Stocks recorded their second consecutive losing week (following an eight-week winning streak), as the S&P 500 and the narrower Dow Jones Industrial Average (^DJI 0.06%) fell 1.6 and 1.7%, respectively. However, three large-cap technology stocks, Facebook (META 1.54%), Twitter (TWTR) and Netflix (NFLX -0.51%) made big moves this week (the green line represents the S&P 500).

Facebook benefited from an "index effect" this week, as S&P Dow Jones Indices announced late Wednesday they would be adding shares of the social-networking company to the S&P 500 after the market close on Dec. 20. Traders positioned themselves ahead of massive buying by index funds, pushing the stock up 8% following the announcement, for an 11.2% gain on the week.
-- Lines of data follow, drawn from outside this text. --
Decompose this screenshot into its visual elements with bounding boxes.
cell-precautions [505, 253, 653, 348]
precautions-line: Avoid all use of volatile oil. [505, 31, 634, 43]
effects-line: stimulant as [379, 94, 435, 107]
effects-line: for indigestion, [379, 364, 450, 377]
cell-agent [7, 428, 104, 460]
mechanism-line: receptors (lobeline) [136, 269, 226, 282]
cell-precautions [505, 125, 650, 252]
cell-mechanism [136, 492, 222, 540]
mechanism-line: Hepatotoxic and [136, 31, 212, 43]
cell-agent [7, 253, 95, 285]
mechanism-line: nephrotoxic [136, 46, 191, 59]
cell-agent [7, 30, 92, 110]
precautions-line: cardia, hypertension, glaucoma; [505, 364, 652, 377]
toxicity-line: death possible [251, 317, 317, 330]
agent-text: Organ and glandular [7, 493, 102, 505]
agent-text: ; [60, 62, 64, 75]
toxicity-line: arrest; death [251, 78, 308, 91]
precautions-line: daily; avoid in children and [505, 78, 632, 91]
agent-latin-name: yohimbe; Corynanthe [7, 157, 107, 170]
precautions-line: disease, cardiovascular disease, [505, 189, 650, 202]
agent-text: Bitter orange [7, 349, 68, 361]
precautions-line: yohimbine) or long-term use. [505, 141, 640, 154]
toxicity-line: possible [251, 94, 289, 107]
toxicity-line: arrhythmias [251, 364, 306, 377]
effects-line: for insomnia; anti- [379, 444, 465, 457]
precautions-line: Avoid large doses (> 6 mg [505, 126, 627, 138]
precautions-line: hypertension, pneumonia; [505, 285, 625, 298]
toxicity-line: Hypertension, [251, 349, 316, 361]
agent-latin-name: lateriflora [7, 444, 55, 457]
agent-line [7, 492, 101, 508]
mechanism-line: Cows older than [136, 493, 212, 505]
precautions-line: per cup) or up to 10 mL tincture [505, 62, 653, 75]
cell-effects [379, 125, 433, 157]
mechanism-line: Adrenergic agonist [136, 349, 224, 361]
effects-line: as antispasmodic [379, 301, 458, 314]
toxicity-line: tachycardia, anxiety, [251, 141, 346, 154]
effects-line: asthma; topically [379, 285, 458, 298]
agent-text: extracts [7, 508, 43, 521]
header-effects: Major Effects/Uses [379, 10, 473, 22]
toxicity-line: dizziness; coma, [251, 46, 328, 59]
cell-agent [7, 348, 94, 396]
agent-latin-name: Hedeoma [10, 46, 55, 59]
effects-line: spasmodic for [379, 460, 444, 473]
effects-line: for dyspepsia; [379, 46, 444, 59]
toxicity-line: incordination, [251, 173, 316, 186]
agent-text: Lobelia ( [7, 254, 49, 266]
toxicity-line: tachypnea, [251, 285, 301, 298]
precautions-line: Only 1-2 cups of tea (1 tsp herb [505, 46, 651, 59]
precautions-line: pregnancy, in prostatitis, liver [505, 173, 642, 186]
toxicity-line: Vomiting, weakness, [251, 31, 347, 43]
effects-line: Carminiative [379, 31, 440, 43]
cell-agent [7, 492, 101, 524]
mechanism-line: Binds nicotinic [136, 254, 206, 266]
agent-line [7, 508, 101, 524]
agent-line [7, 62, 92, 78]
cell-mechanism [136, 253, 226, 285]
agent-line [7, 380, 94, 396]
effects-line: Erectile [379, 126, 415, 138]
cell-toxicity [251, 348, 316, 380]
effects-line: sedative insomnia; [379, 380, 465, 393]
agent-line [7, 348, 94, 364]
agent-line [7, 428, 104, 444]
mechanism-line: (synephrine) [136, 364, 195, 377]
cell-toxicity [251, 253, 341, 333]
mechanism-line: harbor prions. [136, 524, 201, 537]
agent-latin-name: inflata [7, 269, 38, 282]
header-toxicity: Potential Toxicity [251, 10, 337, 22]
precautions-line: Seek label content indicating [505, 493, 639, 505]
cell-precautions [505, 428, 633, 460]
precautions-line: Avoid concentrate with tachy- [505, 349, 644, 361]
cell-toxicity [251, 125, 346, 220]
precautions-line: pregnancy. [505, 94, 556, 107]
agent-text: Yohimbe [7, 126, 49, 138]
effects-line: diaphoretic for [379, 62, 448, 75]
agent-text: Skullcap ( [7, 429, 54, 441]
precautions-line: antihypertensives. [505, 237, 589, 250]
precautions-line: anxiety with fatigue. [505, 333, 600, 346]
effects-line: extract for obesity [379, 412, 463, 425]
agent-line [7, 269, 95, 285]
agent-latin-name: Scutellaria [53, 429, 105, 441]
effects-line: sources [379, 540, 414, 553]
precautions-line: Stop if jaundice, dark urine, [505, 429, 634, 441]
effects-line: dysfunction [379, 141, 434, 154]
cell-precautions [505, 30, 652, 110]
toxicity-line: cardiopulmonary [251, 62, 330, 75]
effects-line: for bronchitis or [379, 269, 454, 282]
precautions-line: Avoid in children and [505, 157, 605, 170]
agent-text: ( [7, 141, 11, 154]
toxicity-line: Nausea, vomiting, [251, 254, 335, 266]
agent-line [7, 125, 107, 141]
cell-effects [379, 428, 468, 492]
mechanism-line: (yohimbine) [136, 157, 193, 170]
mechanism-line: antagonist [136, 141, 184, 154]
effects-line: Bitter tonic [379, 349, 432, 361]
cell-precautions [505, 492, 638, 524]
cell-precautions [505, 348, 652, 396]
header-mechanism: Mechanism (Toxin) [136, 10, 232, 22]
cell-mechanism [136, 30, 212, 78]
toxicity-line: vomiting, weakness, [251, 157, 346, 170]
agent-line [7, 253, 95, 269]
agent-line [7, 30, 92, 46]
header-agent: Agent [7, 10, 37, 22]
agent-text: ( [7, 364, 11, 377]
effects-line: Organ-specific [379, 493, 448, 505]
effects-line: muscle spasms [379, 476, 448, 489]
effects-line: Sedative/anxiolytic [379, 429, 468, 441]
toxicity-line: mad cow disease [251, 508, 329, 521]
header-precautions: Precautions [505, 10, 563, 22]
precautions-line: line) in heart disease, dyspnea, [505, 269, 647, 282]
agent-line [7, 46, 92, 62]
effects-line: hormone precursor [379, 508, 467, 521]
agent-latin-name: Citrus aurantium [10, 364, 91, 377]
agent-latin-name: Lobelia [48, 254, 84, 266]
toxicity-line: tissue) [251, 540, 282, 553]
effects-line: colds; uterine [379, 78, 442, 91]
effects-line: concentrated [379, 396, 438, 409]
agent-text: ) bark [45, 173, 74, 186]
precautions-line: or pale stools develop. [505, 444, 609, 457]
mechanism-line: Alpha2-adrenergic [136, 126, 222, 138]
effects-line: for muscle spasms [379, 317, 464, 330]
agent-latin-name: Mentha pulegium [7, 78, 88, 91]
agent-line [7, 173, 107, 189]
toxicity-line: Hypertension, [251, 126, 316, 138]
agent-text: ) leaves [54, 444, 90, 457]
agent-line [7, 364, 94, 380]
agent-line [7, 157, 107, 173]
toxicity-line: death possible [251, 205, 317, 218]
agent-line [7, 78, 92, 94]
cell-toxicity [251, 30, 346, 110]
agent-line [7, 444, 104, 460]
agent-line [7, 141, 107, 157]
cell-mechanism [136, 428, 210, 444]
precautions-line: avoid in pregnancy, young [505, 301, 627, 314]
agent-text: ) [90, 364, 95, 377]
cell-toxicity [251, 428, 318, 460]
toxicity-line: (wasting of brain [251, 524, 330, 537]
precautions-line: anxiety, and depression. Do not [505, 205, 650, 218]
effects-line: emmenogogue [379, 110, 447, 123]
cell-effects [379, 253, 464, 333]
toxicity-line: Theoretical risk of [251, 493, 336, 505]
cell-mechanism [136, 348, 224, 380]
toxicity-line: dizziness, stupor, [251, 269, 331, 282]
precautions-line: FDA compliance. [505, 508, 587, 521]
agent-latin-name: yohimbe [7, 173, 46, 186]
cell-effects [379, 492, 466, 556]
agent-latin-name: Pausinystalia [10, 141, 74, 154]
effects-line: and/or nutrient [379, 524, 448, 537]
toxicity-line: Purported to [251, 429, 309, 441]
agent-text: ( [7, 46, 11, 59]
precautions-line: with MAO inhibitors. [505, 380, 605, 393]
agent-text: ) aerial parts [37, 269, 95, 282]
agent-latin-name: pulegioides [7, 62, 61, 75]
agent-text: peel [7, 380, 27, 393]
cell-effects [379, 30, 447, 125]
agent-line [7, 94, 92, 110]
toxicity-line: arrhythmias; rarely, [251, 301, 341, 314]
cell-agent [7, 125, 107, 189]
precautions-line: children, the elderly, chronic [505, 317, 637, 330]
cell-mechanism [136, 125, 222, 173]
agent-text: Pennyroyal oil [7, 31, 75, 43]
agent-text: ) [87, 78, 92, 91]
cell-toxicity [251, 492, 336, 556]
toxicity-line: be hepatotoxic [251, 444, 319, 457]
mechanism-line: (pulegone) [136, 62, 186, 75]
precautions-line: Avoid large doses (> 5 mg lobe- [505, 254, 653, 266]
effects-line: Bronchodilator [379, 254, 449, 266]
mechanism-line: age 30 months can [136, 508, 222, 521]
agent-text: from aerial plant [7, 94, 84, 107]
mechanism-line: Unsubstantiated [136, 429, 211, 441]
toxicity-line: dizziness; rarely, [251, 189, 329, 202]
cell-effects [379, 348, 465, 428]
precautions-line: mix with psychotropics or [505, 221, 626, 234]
With a market capitalization of nearly $130 billion, Facebook is a logical addition to the large-cap index (it replaces the Williams Companies -- market value: $23.4 billion). The S&P Index Committee is simply recognizing the rise of social networking companies and Facebook's prominence within that group.

The addition is also a fitting way to cap a year in which the market put behind it Facebook's horrendous May 2012 initial public offering and concerns regarding the transition to a mobile platform. The result of this "comeback"? Superlative stock price performance: As of Friday, the stock has doubled so far this year. Still, individual investors ought to keep in mind that, at 50 times forward earnings for a $130 billion market value, the market is setting a very, very high bar for the company's future operating results.

Facebook's index effect may have spilled over into the trading of Twitter shares, but it's not enough to explain their whopping 31% rise this week. In fact, as best as anyone can tell, the rally was sparked by last week's release of a targeted ad product, which tailors ads to individual users based on their Web browsing history. However, as Brian Wieser of Pivotal Research told CNBC on Thursday, "this really illustrates how little investors who are buying into this understand the company -- that they're bidding up the stock by 10 and 15 and 20 percent for a product announced in July."

Uninformed investors are not the best group to be setting the value of a stock. As with Facebook -- only much more so -- Twitter's valuation now looks like a very heavy burden on the company if it is to deliver results that will justify solid stock returns from current levels. Or, to get back to Wieser's CNBC interview:

Twitter is an amazing company -- fantastic management, great ad products, wonderful traction. The problem is it's just simply overvalued. Now, to the extent that the stock will fall, eventually it will. It probably has to.

I share that view.

Rounding out the trifecta of solid technology companies that look pricey, Netflix shares gained 4.1% this week. On Friday, the company released data from a study that proved what some of us dedicated Netlfix customers already know: "Binge viewing" is real. Indeed, roughly half of the users in the study went through an entire show's season (up to 22 episodes) within a week. Apparently, investors are taking to the stock with the same intensity; at Friday's closing price, the shares are valued at a spectacular 113 times the next 12 months' earnings-per-share estimate. That's a lot less attractive as a value proposition than Netflix's entry-level $7.99 per month streaming-only plan.